Intensive trapping and increased fish predation cause massive population decline of an invasive crayfish

Authors


Catherine L. Hein, Department of Watershed Sciences, 5210 Old Main Hill, Utah State University, Logan, UT 84322-5210, U.S.A. E-mail: clhein@cc.usu.edu

Summary

1. Invasive species frequently have adverse impacts on native communities and ecosystems. Management options are often limited. Our goal is to evaluate the effect of intensive trapping and fish predation on the population dynamics of an invasive crayfish.
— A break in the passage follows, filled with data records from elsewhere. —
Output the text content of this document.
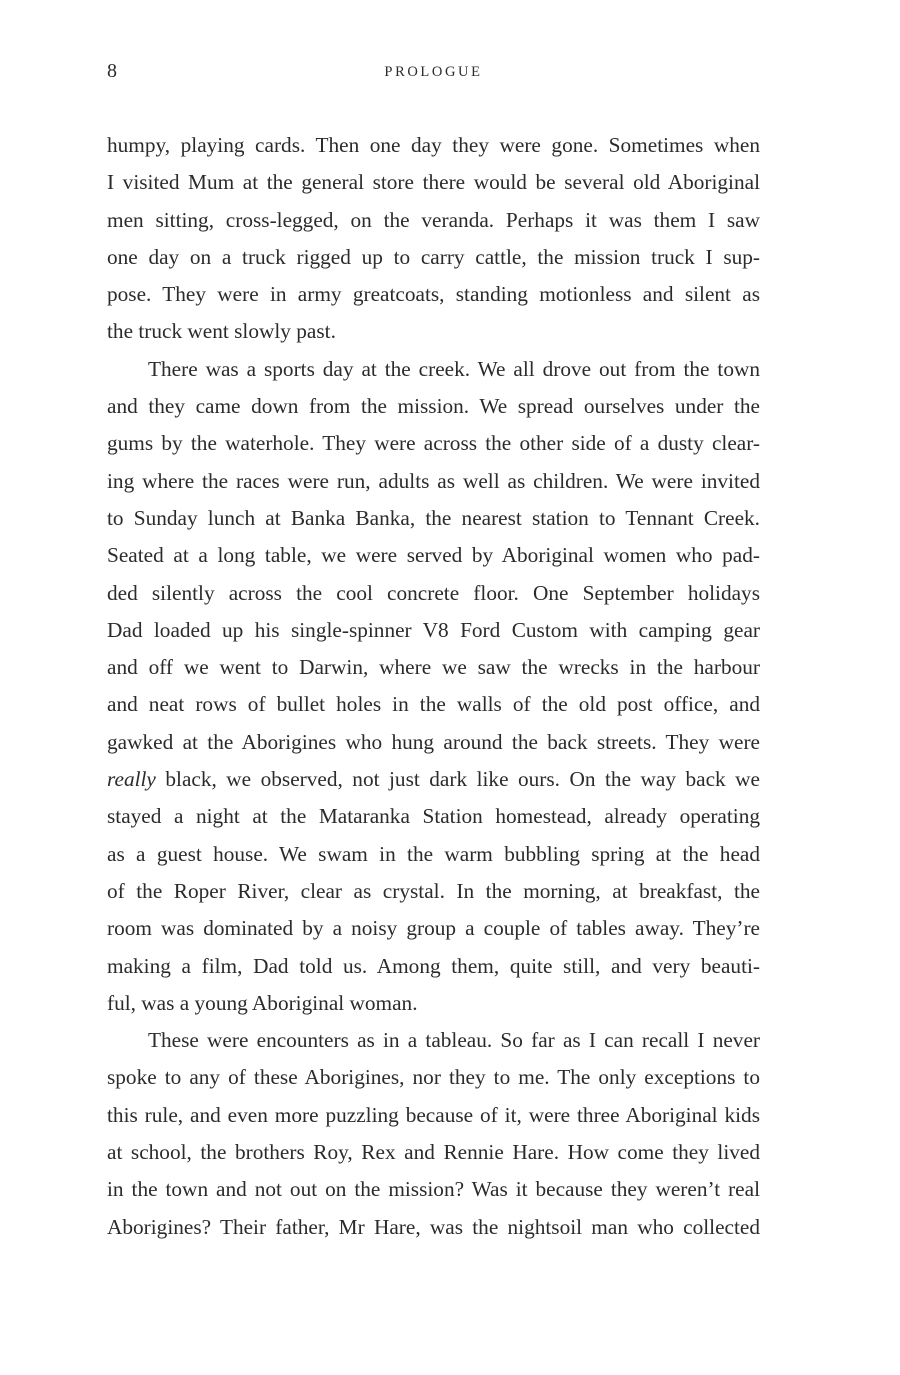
8	PROLOGUE
humpy, playing cards. Then one day they were gone. Sometimes when
I visited Mum at the general store there would be several old Aboriginal
men sitting, cross-legged, on the veranda. Perhaps it was them I saw
one day on a truck rigged up to carry cattle, the mission truck I sup-
pose. They were in army greatcoats, standing motionless and silent as
the truck went slowly past.
There was a sports day at the creek. We all drove out from the town
and they came down from the mission. We spread ourselves under the
gums by the waterhole. They were across the other side of a dusty clear-
ing where the races were run, adults as well as children. We were invited
to Sunday lunch at Banka Banka, the nearest station to Tennant Creek.
Seated at a long table, we were served by Aboriginal women who pad-
ded silently across the cool concrete floor. One September holidays
Dad loaded up his single-spinner V8 Ford Custom with camping gear
and off we went to Darwin, where we saw the wrecks in the harbour
and neat rows of bullet holes in the walls of the old post office, and
gawked at the Aborigines who hung around the back streets. They were
really black, we observed, not just dark like ours. On the way back we
stayed a night at the Mataranka Station homestead, already operating
as a guest house. We swam in the warm bubbling spring at the head
of the Roper River, clear as crystal. In the morning, at breakfast, the
room was dominated by a noisy group a couple of tables away. They’re
making a film, Dad told us. Among them, quite still, and very beauti-
ful, was a young Aboriginal woman.
These were encounters as in a tableau. So far as I can recall I never
spoke to any of these Aborigines, nor they to me. The only exceptions to
this rule, and even more puzzling because of it, were three Aboriginal kids
at school, the brothers Roy, Rex and Rennie Hare. How come they lived
in the town and not out on the mission? Was it because they weren’t real
Aborigines? Their father, Mr Hare, was the nightsoil man who collected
2. From 2001 to 2005, we removed invasive rusty crayfish (Orconectes rusticus) by trapping in Sparkling Lake in northern WI. In addition, the Wisconsin Department of Natural Resources restricted harvest of fish species known to consume crayfish, thereby increasing predation on crayfish that are too small to trap.

3. After an initial increase, catch rates of rusty crayfish declined by approximately 95%, from 11 crayfish per trap per day in 2002 to 0.65 in 2004. The catch rate in 2005 remained low at 0.5 crayfish per trap. Females comprised nearly 50% of the catch from 2002 to 2004. Unlike rusty crayfish in Sparkling Lake, catch rates of O. rusticus and Orconectes propinquus in three nearby lakes increased or remained relatively constant over the 5-year removal period.

4. We also examined the influence of habitat and temperature on crayfish catch rates. Catch rates were highest at water temperatures between 20 and 25 °C and on cobble, log or macrophyte habitats that may serve as refuge from fish predation.

5. Five summers of intensive trapping and fisheries management practices reduced abundances, but did not extirpate rusty crayfish in Sparkling Lake. To determine the potential of trapping as a management option for invasive crayfishes, these methods must be tested in other systems.